Ron Eldard tries valiantly to breathe life into a trite character and a script with all the depth of “test…one-two, one-two”

January is leftovers season, and not just for those of us who are trying to empty the last of the holiday ham and the sweet potato surprise from the refrigerator. Barely reheated and making its way to the big screen (and video-on-demand) is “Roadie,” an earnest indie drama that dishes out a casserole of low-budget movie tropes seasoned with Sundance clichés so deeply engrained you forgot you knew them.

Written by director Michael Cuesta (“L.I.E.”) and his brother Gerald, “Roadie” has the stench of freshman-year mandatory creative writing all over it, from its cribs of Eugene O’Neill (put the characters in a room with alcohol and other illicit substances so that awkward truths will be told) and Arthur Miller (working-class schlubs don’t get no respect) to an ending that’s embarrassingly, clangingly metaphorical.

Ron Eldard stars as Jimmy Testagross, who left Queens as a teenager to go on endless tour with Blue Öyster Cult as a roadie. After 26 years, Jimmy gets canned for reasons never explained, and with nowhere else to go, he returns to the house where his aging mother (Lois Smith) still lives.

While Jimmy claims he can only stay for a day or two before rejoining the band for a South American tour — and he tells everyone he manages the band and has written songs for them — he’s clearly at the end of his rope. Not helping matters is a chance encounter with Bobby (Bobby Cannavale), Jimmy’s high-school nemesis, particularly when it turns out that Bobby wound up marrying Nikki (Jill Hennessey).

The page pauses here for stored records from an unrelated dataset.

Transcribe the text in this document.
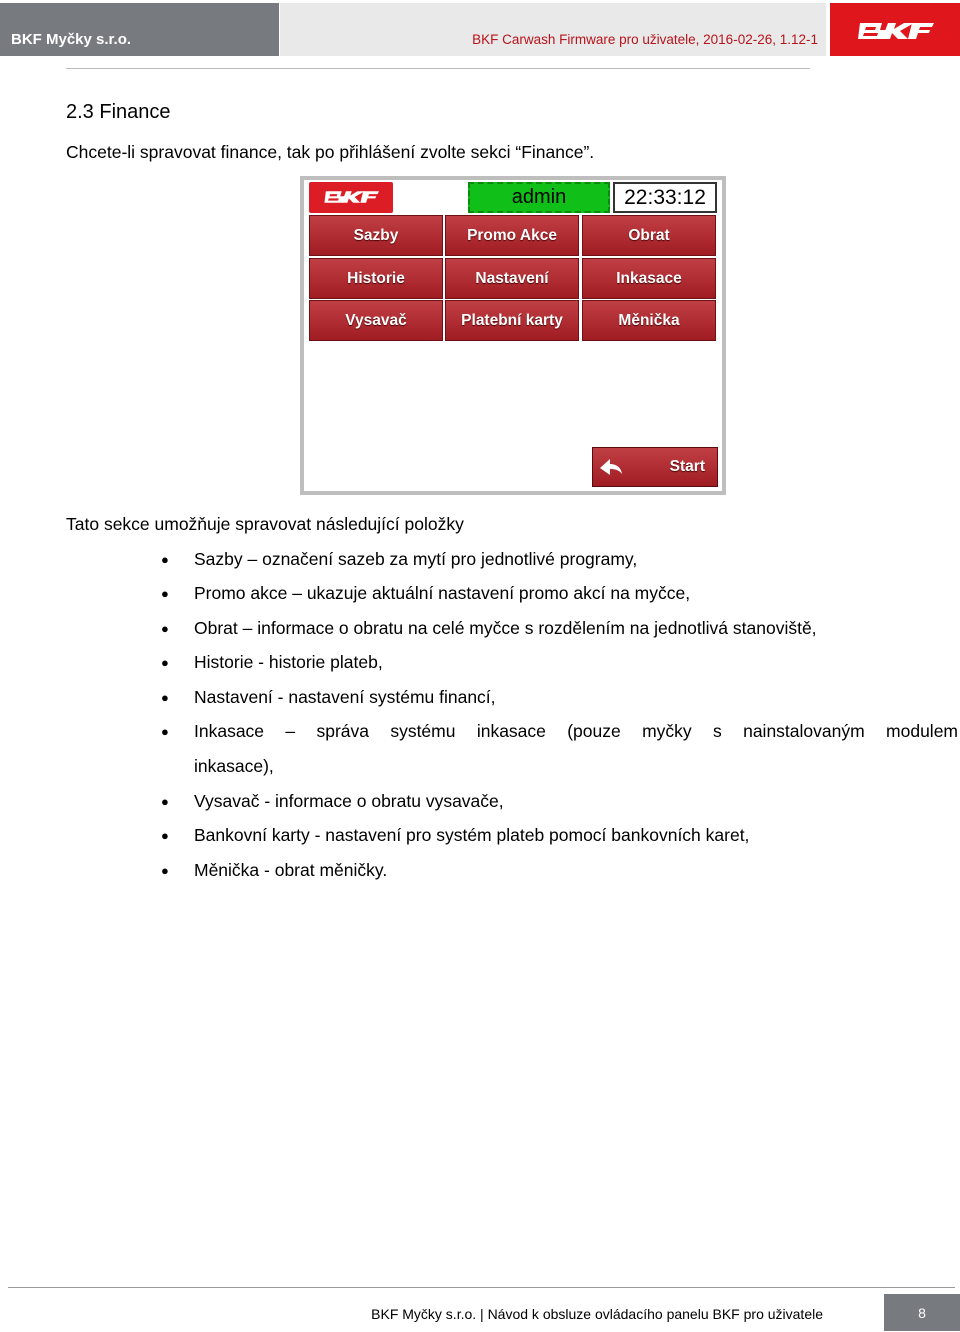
BKF Myčky s.r.o.	BKF Carwash Firmware pro uživatele, 2016-02-26, 1.12-1
2.3 Finance
Chcete-li spravovat finance, tak po přihlášení zvolte sekci “Finance”.
admin	22:33:12
Sazby	Promo Akce	Obrat
Historie	Nastavení	Inkasace
Vysavač	Platební karty	Měnička
Start
Tato sekce umožňuje spravovat následující položky
● Sazby – označení sazeb za mytí pro jednotlivé programy,
● Promo akce – ukazuje aktuální nastavení promo akcí na myčce,
● Obrat – informace o obratu na celé myčce s rozdělením na jednotlivá stanoviště,
● Historie - historie plateb,
● Nastavení - nastavení systému financí,
● Inkasace – správa systému inkasace (pouze myčky s nainstalovaným modulem
inkasace),
● Vysavač - informace o obratu vysavače,
● Bankovní karty - nastavení pro systém plateb pomocí bankovních karet,
● Měnička - obrat měničky.
BKF Myčky s.r.o. | Návod k obsluze ovládacího panelu BKF pro uživatele	8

Jimmy clearly still carries a torch for Nikki, who is still nursing her own musical aspirations by playing monthly acoustic nights at a local bar. So when Bobby and Nikki invite Jimmy to join them as they “party like rock stars” in a local motel before one of her gigs, the booze flows and the lines of coke get cut and the awkward confrontations begin.

All of which would have been fine if there were a single character who felt like an actual human being. It doesn’t matter that no one in the movie is particularly likable, but we should at least believe in their existence and care in the slightest what happens to them.

Having been given so little to work with from the Cuestas’ script, Eldard at least makes an effort to nail details like Jimmy’s beer gut and his dexterity at replacing guitar strings. (When Jimmy does this for Nikki, it feels like the one moment in the movie where he actually knows what he’s doing.) And Smith, for her part, takes this thankless, one-note role and does her best to fireman-carry it to relevance; she does get one of the film’s best lines when she refers to Jimmy as “my son, the rock-star…butler.”

Less able to make chicken salad under these circumstances in Cannavale, whose hilarious supporting role in “Win Win” is one of the underrated turns of 2011; this marks one of the worst performances from this talented actor, saddled as he is with the barely-constructed role of an aging bully. As for Hennessy, her character’s depth and talent has to be discussed by others, since we see precious little of either in her performance.

Movies like “Roadie” make you wish that Thomas Wolfe had written, “You could go home again, but please don’t, because it’s not going to very interesting.” In this case, anyway.